这帝心难测,若是上一世,她许会觉得心里有些不舒坦。可重活一世,她又怎么可能为难自己。
柳衍之死,今个儿这事确实是导火线。可真正要他命的,是皇上。
心里这么想着,谢元姝随纪氏缓步往鹤安院走去。
才刚走到门口,就听谢云萱的声音:“祖母,您年岁大了,可不该这样忧思过甚的。府邸有大伯在,谁敢给小姑姑委屈受,大伯自然会替小姑姑做主。”
谢元姝闻言,笑了笑,缓步走了进去。
凤阳大长公主见她进来,佯装生气的不理她。
谢元姝如何不知母亲这是气她出门没让侍卫开道,气她差点儿让自己受了伤。
她笑着上前偎依在母亲身边,“母亲,我答应您,日后一定不会一个人偷偷出府了。一定让侍卫跟着。”

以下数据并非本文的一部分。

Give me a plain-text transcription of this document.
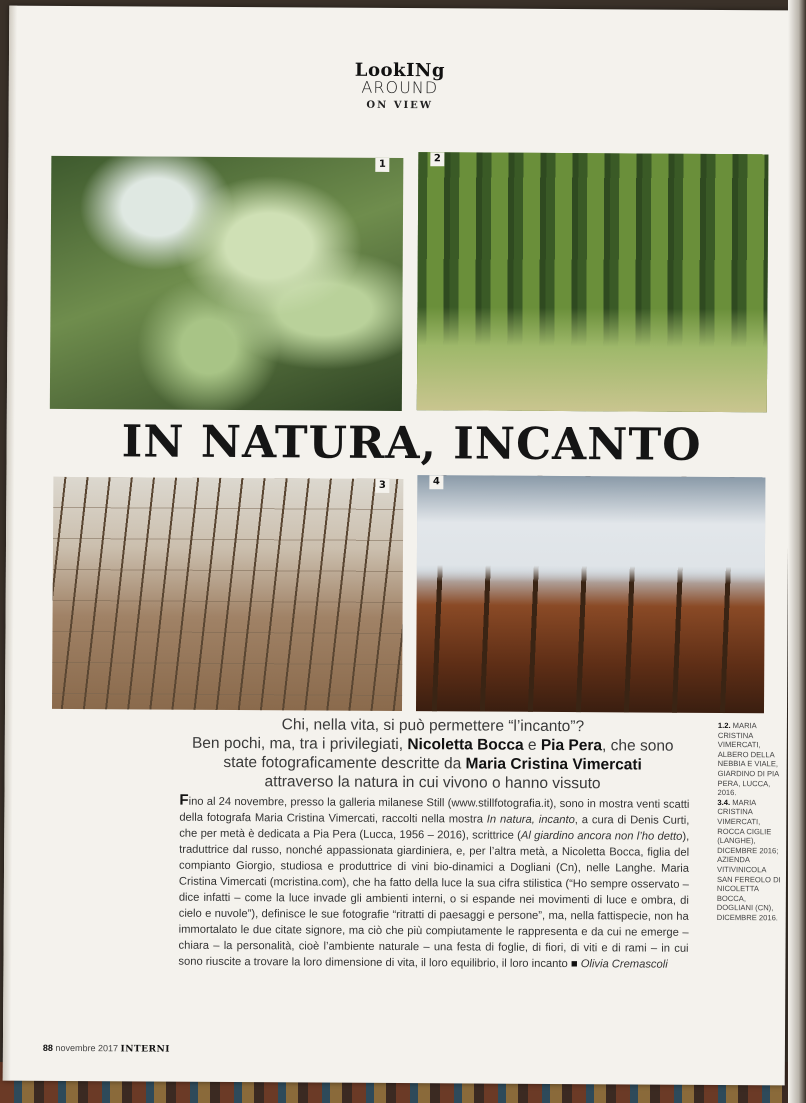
LookINg
AROUND
ON VIEW
1
2
IN NATURA, INCANTO
3	4
Chi, nella vita, si può permettere “l’incanto”?
Ben pochi, ma, tra i privilegiati, Nicoletta Bocca e Pia Pera, che sono
state fotograficamente descritte da Maria Cristina Vimercati
attraverso la natura in cui vivono o hanno vissuto
1.2. MARIA CRISTINA VIMERCATI, ALBERO DELLA NEBBIA E VIALE, GIARDINO DI PIA PERA, LUCCA, 2016.
3.4. MARIA CRISTINA VIMERCATI, ROCCA CIGLIE (LANGHE), DICEMBRE 2016; AZIENDA VITIVINICOLA SAN FEREOLO DI NICOLETTA BOCCA, DOGLIANI (CN), DICEMBRE 2016.
Fino al 24 novembre, presso la galleria milanese Still (www.stillfotografia.it), sono in mostra venti scatti della fotografa Maria Cristina Vimercati, raccolti nella mostra In natura, incanto, a cura di Denis Curti, che per metà è dedicata a Pia Pera (Lucca, 1956 – 2016), scrittrice (Al giardino ancora non l’ho detto), traduttrice dal russo, nonché appassionata giardiniera, e, per l’altra metà, a Nicoletta Bocca, figlia del compianto Giorgio, studiosa e produttrice di vini bio-dinamici a Dogliani (Cn), nelle Langhe. Maria Cristina Vimercati (mcristina.com), che ha fatto della luce la sua cifra stilistica (“Ho sempre osservato – dice infatti – come la luce invade gli ambienti interni, o si espande nei movimenti di luce e ombra, di cielo e nuvole”), definisce le sue fotografie “ritratti di paesaggi e persone”, ma, nella fattispecie, non ha immortalato le due citate signore, ma ciò che più compiutamente le rappresenta e da cui ne emerge – chiara – la personalità, cioè l’ambiente naturale – una festa di foglie, di fiori, di viti e di rami – in cui sono riuscite a trovare la loro dimensione di vita, il loro equilibrio, il loro incanto ■ Olivia Cremascoli
88 novembre 2017 INTERNI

凤阳大长公主哪里是真的和她置气,这会儿如何还绷得住,哽咽道:“你也就会哄母亲开心。”
谢元姝安抚她道:“母亲,萱姐儿说的对,您年岁大了,莫要这样忧心。”
凤阳大长公主却是暗暗叹息一声,“方才你大嫂该是和你说了,皇上下旨杖毙了那柳家公子。”
“要我说,这事儿皆因他的莽撞惹出的祸事。可皇上这般举措,明着是为你做主,实则是为了敲打皇后。这原也没什么,可皇上竟然拿你做棋子,半分都没有考虑于你名声的影响。”
“毕竟这人言可畏,怕是传出去,就成了你仗着郡主之尊,愣是要了柳家公子的命。”
谢元姝倒没有想到这点,顿了顿,她开口道:“人言可畏又如何?女儿不会放在心上的。”
凤阳大长公主神色凝重道:“也是你大哥性子鲁莽,闻着这消息直接就往御书房去了。宫里人多眼杂的,定会生一些流言蜚语。”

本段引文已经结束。